For King, economic justice was at the core of his religion and his political activism. While his detractors, including members of the Johnson administration, thought his pursuit of economic justice was beyond his level of competence as a preacher, it was actually at the core of his being. King’s public ministry had begun to challenge American democracy and capitalism in ways that went beyond access to the ballot box and consumer goods. He also noted that the nation’s assertion of global dominance was an extension of business interests that benefited from military spending.
This is the radical King that many had come to know by the end of his career.
He was in Memphis to launch the Poor People’s Campaign, working in a concrete way with sanitation workers striking for better wages and working conditions. Memphis is a key part of King’s legacy precisely because it was not like civil rights marches in Montgomery and Birmingham. We remember the successes in Montgomery and later Birmingham because they focused more on the access to accommodations, giving us “good” actors and “bad” actors. Memphis, on the other hand, was about unions and pay and working conditions, highlighting the problems of capitalism that have yet to be resolved.
By skipping the period from 1964 to 1968, we allow ourselves to see King dying for civil rights. He was in Memphis for economic justice. Poor people all over the world had become his concern.

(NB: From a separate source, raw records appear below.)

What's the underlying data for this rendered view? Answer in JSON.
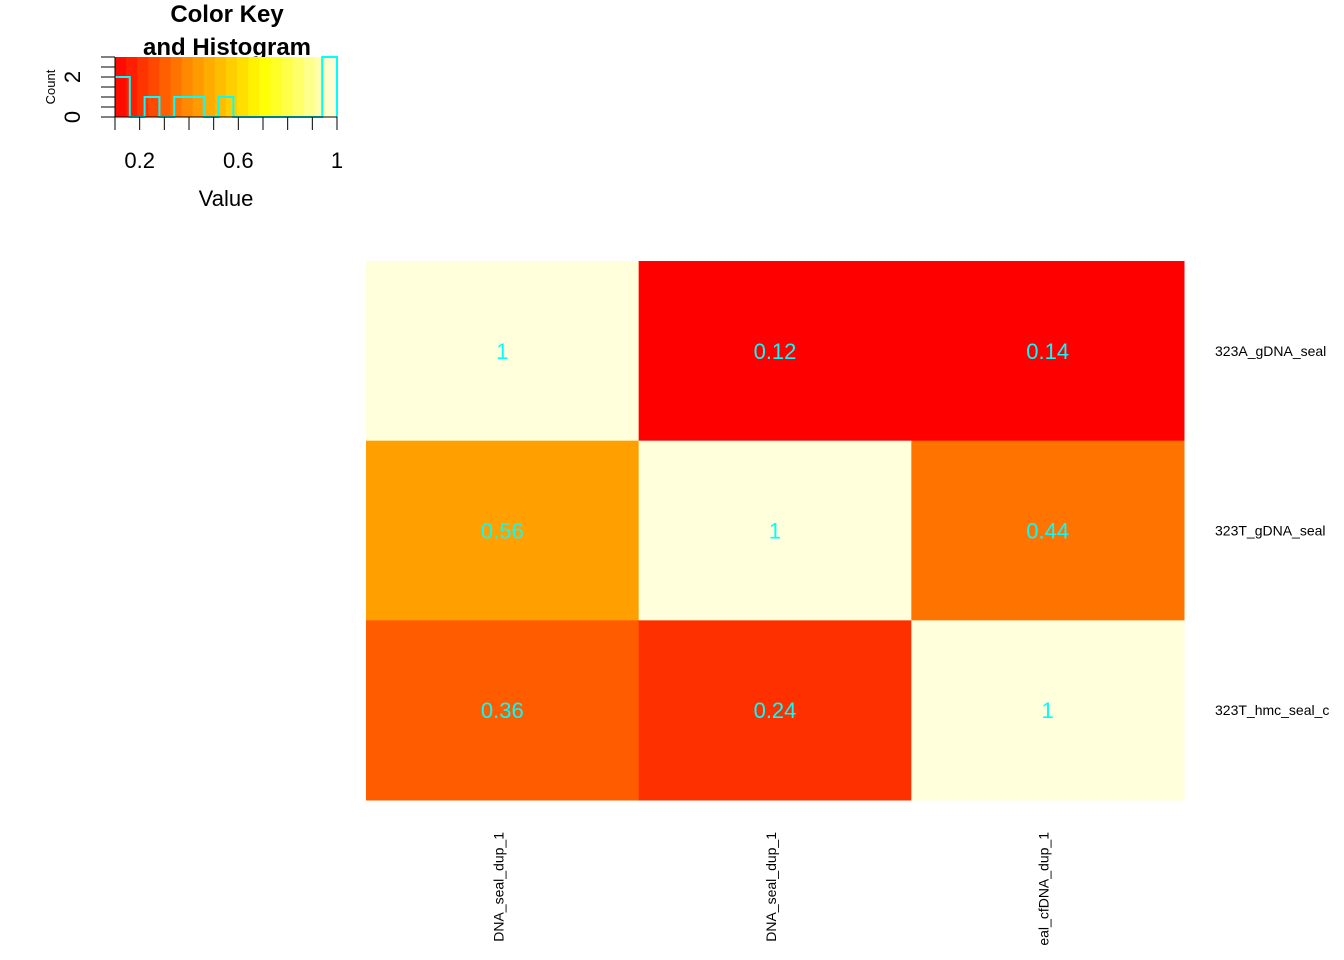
{
  "chart_data": [
    {
      "type": "histogram",
      "title": "Color Key\nand Histogram",
      "title_lines": [
        "Color Key",
        "and Histogram"
      ],
      "xlabel": "Value",
      "ylabel": "Count",
      "xlim": [
        0.1,
        1.0
      ],
      "ylim": [
        0,
        3
      ],
      "x_ticks": [
        {
          "value": 0.2,
          "label": "0.2"
        },
        {
          "value": 0.6,
          "label": "0.6"
        },
        {
          "value": 1.0,
          "label": "1"
        }
      ],
      "y_ticks": [
        {
          "value": 0,
          "label": "0"
        },
        {
          "value": 2,
          "label": "2"
        }
      ],
      "y_minor_ticks": [
        0,
        0.5,
        1,
        1.5,
        2,
        2.5,
        3
      ],
      "x_minor_ticks": [
        0.1,
        0.2,
        0.3,
        0.4,
        0.5,
        0.6,
        0.7,
        0.8,
        0.9,
        1.0
      ],
      "color_stops": [
        "#ff0000",
        "#ff8c00",
        "#ffff00",
        "#ffffe0"
      ],
      "n_color_bins": 20,
      "hist_color": "#00ffff",
      "bins": [
        {
          "x0": 0.1,
          "x1": 0.16,
          "count": 2
        },
        {
          "x0": 0.16,
          "x1": 0.22,
          "count": 0
        },
        {
          "x0": 0.22,
          "x1": 0.28,
          "count": 1
        },
        {
          "x0": 0.28,
          "x1": 0.34,
          "count": 0
        },
        {
          "x0": 0.34,
          "x1": 0.4,
          "count": 1
        },
        {
          "x0": 0.4,
          "x1": 0.46,
          "count": 1
        },
        {
          "x0": 0.46,
          "x1": 0.52,
          "count": 0
        },
        {
          "x0": 0.52,
          "x1": 0.58,
          "count": 1
        },
        {
          "x0": 0.58,
          "x1": 0.64,
          "count": 0
        },
        {
          "x0": 0.64,
          "x1": 0.7,
          "count": 0
        },
        {
          "x0": 0.7,
          "x1": 0.76,
          "count": 0
        },
        {
          "x0": 0.76,
          "x1": 0.82,
          "count": 0
        },
        {
          "x0": 0.82,
          "x1": 0.88,
          "count": 0
        },
        {
          "x0": 0.88,
          "x1": 0.94,
          "count": 0
        },
        {
          "x0": 0.94,
          "x1": 1.0,
          "count": 3
        }
      ]
    },
    {
      "type": "heatmap",
      "rows": [
        "323A_gDNA_seal",
        "323T_gDNA_seal",
        "323T_hmc_seal_c"
      ],
      "columns": [
        "DNA_seal_dup_1",
        "DNA_seal_dup_1",
        "eal_cfDNA_dup_1"
      ],
      "values": [
        [
          1,
          0.12,
          0.14
        ],
        [
          0.56,
          1,
          0.44
        ],
        [
          0.36,
          0.24,
          1
        ]
      ],
      "cell_labels": [
        [
          "1",
          "0.12",
          "0.14"
        ],
        [
          "0.56",
          "1",
          "0.44"
        ],
        [
          "0.36",
          "0.24",
          "1"
        ]
      ],
      "cell_colors": [
        [
          "#ffffdc",
          "#ff0000",
          "#ff0000"
        ],
        [
          "#ffa000",
          "#ffffdc",
          "#ff7400"
        ],
        [
          "#ff5c00",
          "#ff3000",
          "#ffffdc"
        ]
      ],
      "cell_label_color": "#00ffff"
    }
  ]
}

At his death, he had become radicalized, as theologian James Cone observed, but not in ways we typically talk about black activists. King’s radicalism centered on the capitalist structures that fed the false story of a nation of bootstrappers. Land grants to white American migrants and European immigrants in the Midwest and West were “undergirded” by land-grant colleges, county agents and low-interest-rate loans, he argued. “And to this day thousands of these very persons are receiving millions of dollars in federal subsidies every year not to farm. . . . It’s all right to tell a man to lift themselves by their own bootstraps, but it is a cruel jest to say to a bootless man that he ought to lift himself by his own bootstraps.”
If the United States were to live its true creed, which it had yet to do in King’s estimation, economic redistribution of wealth and refrained use of military force was the only way forward. By not remembering the entirety of his message, we have misunderstood his dream for the nation. His commitment to economic justice both at home and abroad should be his lasting legacy, because it is still the challenge we face today.